Which I take to mean: do I yearn for China as it was when I lived there?

Responsum:

I am grateful for having lived through a remarkable time in China, and for having the opportunity to live there during a slower time when the people and the atmosphere were suffused with the essence of China’s history, when optimism in the face of backwardness was the motive source of power, and when people from overseas were valued for what they might offer China’s journey into the future.

That was the China I fell in love with as a young man.

But do I yearn for what was?

Not at all: not when I land in Beijing, walk the streets of Wudaokou, or drive past the places we used to live. The years we spent there and what China was at the time still exist in our memories, and that’s where they belong.

As an historian of sorts, I have learned to distrust nostalgia. It obscures history, enwrapping it in a pink fog of selective memory. As Billy Joel once wrote, “the good old days weren’t always good, and tomorrow ain’t as bad as it seems.” I am too happy for China’s progress and what it has meant to the lives of my friends, my family, and my colleagues to wish we were all back in the 1980s or 1990s.

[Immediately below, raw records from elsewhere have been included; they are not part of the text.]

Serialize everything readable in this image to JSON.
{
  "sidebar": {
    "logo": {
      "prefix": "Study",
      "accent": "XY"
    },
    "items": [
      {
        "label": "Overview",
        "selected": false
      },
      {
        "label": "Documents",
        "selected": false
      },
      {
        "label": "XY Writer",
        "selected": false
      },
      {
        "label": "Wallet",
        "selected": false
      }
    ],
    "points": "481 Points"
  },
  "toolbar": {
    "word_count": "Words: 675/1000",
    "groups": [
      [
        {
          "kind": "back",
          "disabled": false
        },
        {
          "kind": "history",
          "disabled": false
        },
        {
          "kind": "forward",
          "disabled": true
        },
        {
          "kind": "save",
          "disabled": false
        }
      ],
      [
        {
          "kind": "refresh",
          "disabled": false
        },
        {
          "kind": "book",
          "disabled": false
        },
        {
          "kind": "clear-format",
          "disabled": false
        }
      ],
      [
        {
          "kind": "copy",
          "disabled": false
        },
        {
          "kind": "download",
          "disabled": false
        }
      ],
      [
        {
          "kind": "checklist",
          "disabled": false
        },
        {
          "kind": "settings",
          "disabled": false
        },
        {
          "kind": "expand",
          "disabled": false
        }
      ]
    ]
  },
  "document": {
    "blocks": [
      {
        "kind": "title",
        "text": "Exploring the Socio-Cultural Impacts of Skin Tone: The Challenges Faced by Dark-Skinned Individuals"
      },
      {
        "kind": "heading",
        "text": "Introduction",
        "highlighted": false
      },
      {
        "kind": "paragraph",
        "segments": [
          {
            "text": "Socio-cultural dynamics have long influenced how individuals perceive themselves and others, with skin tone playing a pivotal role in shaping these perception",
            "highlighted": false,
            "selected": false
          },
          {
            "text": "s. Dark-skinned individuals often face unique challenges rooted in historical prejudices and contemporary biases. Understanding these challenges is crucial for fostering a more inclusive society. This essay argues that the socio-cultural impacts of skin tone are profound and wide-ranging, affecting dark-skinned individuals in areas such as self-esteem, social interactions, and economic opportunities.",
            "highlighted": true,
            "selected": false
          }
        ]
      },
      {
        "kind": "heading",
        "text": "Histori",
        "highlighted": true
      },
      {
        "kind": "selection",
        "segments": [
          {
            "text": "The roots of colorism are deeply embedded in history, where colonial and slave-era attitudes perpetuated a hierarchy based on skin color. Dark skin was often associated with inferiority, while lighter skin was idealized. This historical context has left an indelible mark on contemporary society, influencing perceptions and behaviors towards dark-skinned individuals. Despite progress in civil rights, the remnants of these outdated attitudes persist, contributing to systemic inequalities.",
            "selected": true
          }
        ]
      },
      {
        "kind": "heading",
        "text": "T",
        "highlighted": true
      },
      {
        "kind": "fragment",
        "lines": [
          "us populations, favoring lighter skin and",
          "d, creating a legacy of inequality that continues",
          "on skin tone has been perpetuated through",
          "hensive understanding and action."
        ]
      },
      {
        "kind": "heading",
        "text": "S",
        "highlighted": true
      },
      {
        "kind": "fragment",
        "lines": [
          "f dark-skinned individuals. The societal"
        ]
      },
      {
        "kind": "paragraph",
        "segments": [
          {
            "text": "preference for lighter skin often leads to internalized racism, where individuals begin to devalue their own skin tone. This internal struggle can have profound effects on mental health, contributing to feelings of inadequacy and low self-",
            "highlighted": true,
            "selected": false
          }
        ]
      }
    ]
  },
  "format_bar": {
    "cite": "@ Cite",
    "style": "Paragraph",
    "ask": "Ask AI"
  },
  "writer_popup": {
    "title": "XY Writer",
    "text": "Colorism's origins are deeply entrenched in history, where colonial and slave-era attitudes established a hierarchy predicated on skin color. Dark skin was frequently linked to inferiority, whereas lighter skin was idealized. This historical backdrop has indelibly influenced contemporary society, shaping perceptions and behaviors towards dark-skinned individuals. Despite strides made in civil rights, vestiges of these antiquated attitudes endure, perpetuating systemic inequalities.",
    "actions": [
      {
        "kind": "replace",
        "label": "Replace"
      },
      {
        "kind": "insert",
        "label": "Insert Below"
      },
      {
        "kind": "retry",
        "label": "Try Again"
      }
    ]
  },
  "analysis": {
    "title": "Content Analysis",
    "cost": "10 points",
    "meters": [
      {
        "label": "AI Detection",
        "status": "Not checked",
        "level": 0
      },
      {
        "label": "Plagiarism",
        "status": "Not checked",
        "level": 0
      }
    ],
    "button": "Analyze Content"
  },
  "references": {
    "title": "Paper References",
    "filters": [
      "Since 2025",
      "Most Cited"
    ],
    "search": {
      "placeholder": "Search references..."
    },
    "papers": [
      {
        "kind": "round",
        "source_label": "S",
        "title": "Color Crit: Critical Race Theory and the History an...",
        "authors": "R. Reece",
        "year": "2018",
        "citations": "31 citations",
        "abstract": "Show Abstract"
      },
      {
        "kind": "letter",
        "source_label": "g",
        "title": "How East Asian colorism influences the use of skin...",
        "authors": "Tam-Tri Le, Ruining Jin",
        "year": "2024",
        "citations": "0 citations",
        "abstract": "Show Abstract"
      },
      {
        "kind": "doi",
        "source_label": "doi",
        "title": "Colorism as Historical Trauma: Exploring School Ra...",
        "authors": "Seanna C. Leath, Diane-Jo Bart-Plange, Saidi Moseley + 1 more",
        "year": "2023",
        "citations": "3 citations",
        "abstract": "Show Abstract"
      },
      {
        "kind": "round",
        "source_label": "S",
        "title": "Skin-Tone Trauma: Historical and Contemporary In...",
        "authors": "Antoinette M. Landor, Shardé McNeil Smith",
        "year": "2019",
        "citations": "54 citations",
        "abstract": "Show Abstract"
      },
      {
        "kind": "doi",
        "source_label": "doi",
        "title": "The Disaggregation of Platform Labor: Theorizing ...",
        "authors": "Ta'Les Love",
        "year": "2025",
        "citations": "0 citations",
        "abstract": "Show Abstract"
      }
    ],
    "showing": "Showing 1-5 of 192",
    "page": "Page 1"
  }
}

It is right that now, today, China is a faster place: that its people are suffused with the possibilities of China’s future; that belief in themselves and their own culture should be the motive source of China’s power; and that people from overseas are welcome but seen in the light of their individual character and behavior rather than their provenance. China is a nation that has stood up, and until or unless she by hostile action makes herself my enemy, I could never wish her to be less.